I read all sorts of blogs- I appreciate writing style more than actual content.  I love to read when people answer “Share your World” or award questions.  This is a great snippet into how other people live and think.  I get more important information about life from these posts than I get from formal essays.  This is when people are real- because they are just telling you about themselves- almost unguarded.

So what’s the point of all these words?

If you want to get rid of hate, I suggest the following for every single person.  Every single one.  No exceptions.^

  1. Read a blog of someone that is different from you in some way.  Learn one new thing about this person every day, or whatever.
  2. Randomly pick a book out of the library.  I don’t advocate reading something you hate- but give it a try.  Try to understand something that is foreign to you
  3. Try food from a place you can’t even locate on a map.  And don’t order the closest thing that resembles something you like.  A chicken satay is not really venturing out of your comfort zone if you eat chicken all the time.
  4. Visit a place you have never been- whether it’s a city, a state or a country.
  5. Visit an environment that is different from yours.  This is one thing I hate about some New Yorkers- they have such tunnel vision they can’t fathom there is life outside of the Hudson/East Rivers.  When we went to Tennessee on vacation a few years ago, people kept asking if we were visiting family- they couldn’t fathom why we would go there.  FYI- loved Tennessee- great state- amazing memories.

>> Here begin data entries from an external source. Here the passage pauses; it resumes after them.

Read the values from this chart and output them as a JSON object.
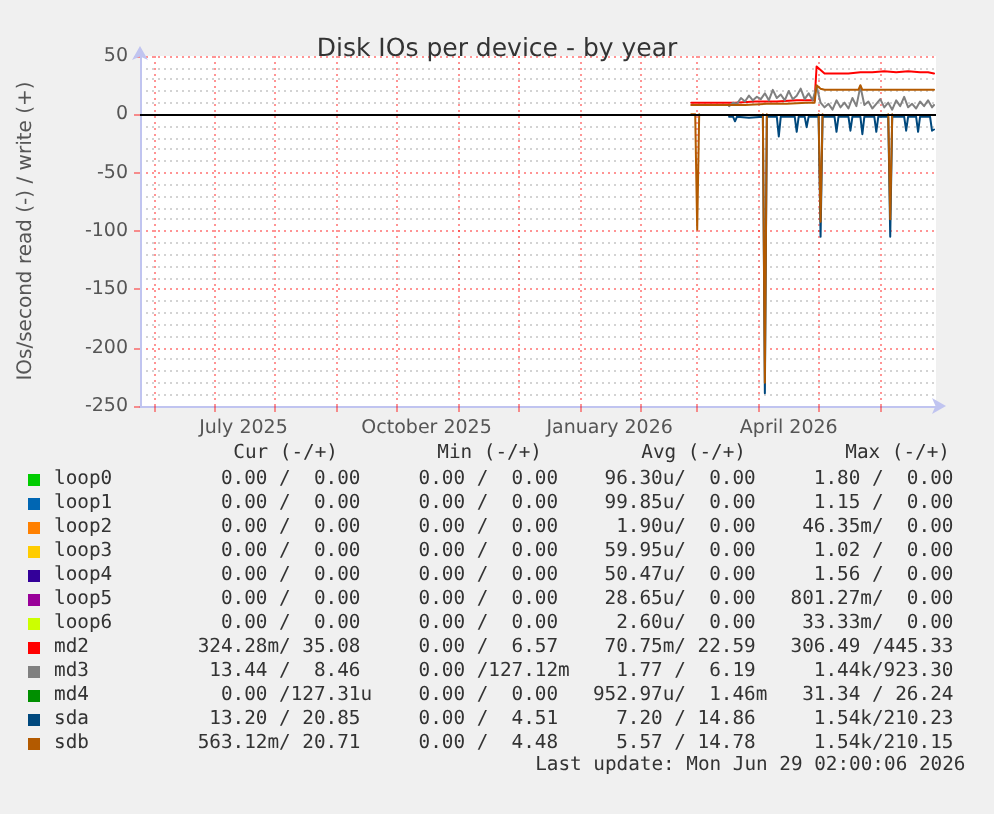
{
  "chart_data": {
    "type": "line",
    "title": "Disk IOs per device - by year",
    "ylabel": "IOs/second read (-) / write (+)",
    "xlim": [
      "2025-05-25",
      "2026-06-29"
    ],
    "xticks": [
      {
        "value": "2025-06-01",
        "label": null
      },
      {
        "value": "2025-07-01",
        "label": null
      },
      {
        "value": "2025-08-01",
        "label": null
      },
      {
        "value": "2025-09-01",
        "label": null
      },
      {
        "value": "2025-10-01",
        "label": null
      },
      {
        "value": "2025-11-01",
        "label": null
      },
      {
        "value": "2025-12-01",
        "label": null
      },
      {
        "value": "2026-01-01",
        "label": null
      },
      {
        "value": "2026-02-01",
        "label": null
      },
      {
        "value": "2026-03-01",
        "label": null
      },
      {
        "value": "2026-04-01",
        "label": null
      },
      {
        "value": "2026-05-01",
        "label": null
      },
      {
        "value": "2026-06-01",
        "label": null
      },
      {
        "value": "2025-07-16",
        "label": "July 2025"
      },
      {
        "value": "2025-10-16",
        "label": "October 2025"
      },
      {
        "value": "2026-01-16",
        "label": "January 2026"
      },
      {
        "value": "2026-04-16",
        "label": "April 2026"
      }
    ],
    "ylim": [
      -250,
      50
    ],
    "yticks": [
      -250,
      -200,
      -150,
      -100,
      -50,
      0,
      50
    ],
    "grid": true,
    "legend": "bottom",
    "ref_lines": [
      {
        "axis": "y",
        "value": 0,
        "color": "#000000"
      }
    ],
    "series": [
      {
        "name": "loop0",
        "color": "#00cc00"
      },
      {
        "name": "loop1",
        "color": "#0066b3"
      },
      {
        "name": "loop2",
        "color": "#ff8000"
      },
      {
        "name": "loop3",
        "color": "#ffcc00"
      },
      {
        "name": "loop4",
        "color": "#330099"
      },
      {
        "name": "loop5",
        "color": "#990099"
      },
      {
        "name": "loop6",
        "color": "#ccff00"
      },
      {
        "name": "md2",
        "color": "#ff0000",
        "x": [
          "2026-02-26",
          "2026-03-10",
          "2026-03-20",
          "2026-03-30",
          "2026-04-10",
          "2026-04-20",
          "2026-04-28",
          "2026-04-29",
          "2026-04-30",
          "2026-05-02",
          "2026-05-04",
          "2026-05-10",
          "2026-05-16",
          "2026-05-22",
          "2026-05-28",
          "2026-06-03",
          "2026-06-09",
          "2026-06-15",
          "2026-06-21",
          "2026-06-25",
          "2026-06-28"
        ],
        "values": [
          10,
          10,
          10,
          11,
          11,
          12,
          12,
          12,
          41,
          38,
          35,
          35,
          35,
          36,
          36,
          37,
          36,
          37,
          36,
          36,
          35
        ]
      },
      {
        "name": "md3",
        "color": "#808080",
        "x": [
          "2026-03-17",
          "2026-03-19",
          "2026-03-21",
          "2026-03-23",
          "2026-03-25",
          "2026-03-27",
          "2026-03-29",
          "2026-03-31",
          "2026-04-02",
          "2026-04-04",
          "2026-04-06",
          "2026-04-08",
          "2026-04-10",
          "2026-04-12",
          "2026-04-14",
          "2026-04-16",
          "2026-04-18",
          "2026-04-20",
          "2026-04-22",
          "2026-04-24",
          "2026-04-26",
          "2026-04-28",
          "2026-04-30",
          "2026-05-02",
          "2026-05-04",
          "2026-05-06",
          "2026-05-08",
          "2026-05-10",
          "2026-05-12",
          "2026-05-14",
          "2026-05-16",
          "2026-05-18",
          "2026-05-20",
          "2026-05-22",
          "2026-05-24",
          "2026-05-26",
          "2026-05-28",
          "2026-05-30",
          "2026-06-01",
          "2026-06-03",
          "2026-06-05",
          "2026-06-07",
          "2026-06-09",
          "2026-06-11",
          "2026-06-13",
          "2026-06-15",
          "2026-06-17",
          "2026-06-19",
          "2026-06-21",
          "2026-06-23",
          "2026-06-25",
          "2026-06-27",
          "2026-06-28"
        ],
        "values": [
          7,
          10,
          9,
          14,
          11,
          16,
          12,
          15,
          13,
          18,
          12,
          21,
          14,
          17,
          12,
          20,
          13,
          16,
          22,
          13,
          18,
          12,
          24,
          10,
          6,
          9,
          4,
          12,
          6,
          10,
          5,
          14,
          7,
          24,
          8,
          11,
          5,
          9,
          13,
          6,
          10,
          4,
          12,
          7,
          15,
          6,
          9,
          5,
          11,
          7,
          12,
          6,
          8
        ]
      },
      {
        "name": "md4",
        "color": "#008f00"
      },
      {
        "name": "sda",
        "color": "#00487d",
        "x": [
          "2026-03-17",
          "2026-03-19",
          "2026-03-20",
          "2026-03-21",
          "2026-03-27",
          "2026-04-03",
          "2026-04-04",
          "2026-04-05",
          "2026-04-10",
          "2026-04-11",
          "2026-04-12",
          "2026-04-19",
          "2026-04-20",
          "2026-04-21",
          "2026-04-24",
          "2026-04-25",
          "2026-04-26",
          "2026-05-01",
          "2026-05-02",
          "2026-05-03",
          "2026-05-09",
          "2026-05-10",
          "2026-05-11",
          "2026-05-16",
          "2026-05-17",
          "2026-05-18",
          "2026-05-22",
          "2026-05-23",
          "2026-05-24",
          "2026-05-29",
          "2026-05-30",
          "2026-05-31",
          "2026-06-05",
          "2026-06-06",
          "2026-06-07",
          "2026-06-13",
          "2026-06-14",
          "2026-06-15",
          "2026-06-19",
          "2026-06-20",
          "2026-06-21",
          "2026-06-26",
          "2026-06-27",
          "2026-06-28"
        ],
        "values": [
          -2,
          -2,
          -6,
          -2,
          -3,
          -2,
          -239,
          -2,
          -2,
          -19,
          -2,
          -2,
          -15,
          -2,
          -2,
          -11,
          -2,
          -2,
          -105,
          -2,
          -2,
          -15,
          -2,
          -2,
          -14,
          -2,
          -2,
          -17,
          -2,
          -2,
          -15,
          -2,
          -2,
          -105,
          -2,
          -2,
          -14,
          -2,
          -2,
          -15,
          -2,
          -2,
          -14,
          -13
        ]
      },
      {
        "name": "sdb",
        "color": "#b35a00",
        "x": [
          "2026-02-26",
          "2026-03-10",
          "2026-03-25",
          "2026-04-05",
          "2026-04-15",
          "2026-04-25",
          "2026-04-29",
          "2026-04-30",
          "2026-05-02",
          "2026-05-04",
          "2026-05-15",
          "2026-05-21",
          "2026-05-22",
          "2026-05-23",
          "2026-06-05",
          "2026-06-15",
          "2026-06-28"
        ],
        "values": [
          8,
          8,
          8,
          9,
          9,
          10,
          10,
          25,
          22,
          21,
          21,
          21,
          25,
          21,
          21,
          21,
          21
        ]
      },
      {
        "color": "#b35a00",
        "x": [
          "2026-02-26",
          "2026-02-28",
          "2026-03-01",
          "2026-03-02",
          "2026-03-03",
          "2026-04-03",
          "2026-04-04",
          "2026-04-05",
          "2026-04-06",
          "2026-05-01",
          "2026-05-02",
          "2026-05-03",
          "2026-05-04",
          "2026-06-05",
          "2026-06-06",
          "2026-06-07"
        ],
        "values": [
          0,
          0,
          -99,
          0,
          null,
          0,
          -230,
          0,
          null,
          0,
          -92,
          0,
          null,
          0,
          -90,
          0
        ]
      }
    ],
    "annotations": [
      "Cur (-/+)",
      "Min (-/+)",
      "Avg (-/+)",
      "Max (-/+)",
      "0.00 /  0.00     0.00 /  0.00    96.30u/  0.00     1.80 /  0.00",
      "0.00 /  0.00     0.00 /  0.00    99.85u/  0.00     1.15 /  0.00",
      "0.00 /  0.00     0.00 /  0.00     1.90u/  0.00    46.35m/  0.00",
      "0.00 /  0.00     0.00 /  0.00    59.95u/  0.00     1.02 /  0.00",
      "0.00 /  0.00     0.00 /  0.00    50.47u/  0.00     1.56 /  0.00",
      "0.00 /  0.00     0.00 /  0.00    28.65u/  0.00   801.27m/  0.00",
      "0.00 /  0.00     0.00 /  0.00     2.60u/  0.00    33.33m/  0.00",
      "324.28m/ 35.08     0.00 /  6.57    70.75m/ 22.59   306.49 /445.33",
      "13.44 /  8.46     0.00 /127.12m    1.77 /  6.19     1.44k/923.30",
      "0.00 /127.31u    0.00 /  0.00   952.97u/  1.46m   31.34 / 26.24",
      "13.20 / 20.85     0.00 /  4.51     7.20 / 14.86     1.54k/210.23",
      "563.12m/ 20.71     0.00 /  4.48     5.57 / 14.78     1.54k/210.15",
      "Last update: Mon Jun 29 02:00:06 2026"
    ]
  }
}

6. Read a newspaper that has opinions different from your own.  Try to understand                why someone has a different opinion that yours.  I read something recently that                  most people only read things that further the beliefs they already have.  This is not            good- you have to understand both sides of a story.  My daughter was a debater in              middle school- she had to study both sides of a question.   This experience was                     invaluable- she always thinks out both sides of an argument before coming to a                  conclusion.  We all should be thinking both sides of an argument before coming to            a conclusion.

7.  Visit a house of worship different than your own.  Learn about someone’s else’s faith.

What is my grand plan?

Every elementary school classroom in the US should have a partner class in another part of the country.  They should exchange letters, recipes, life stories, life styles…everything.  Classes can skype one another- give kids a peak into the lives of others.  That’s what core curriculum should include- learning, from an early age, how people are different, yet the same- and that it’s all good.

Ending hate will require every person to make a commitment to learning about others.

I do not want this to become political.  I specifically do not write about political issues, so please don’t comment about politics, no matter what your opinion is.  I want to stop dividing ourselves into two factions-I want us all to  embrace the differences, but find the similarities.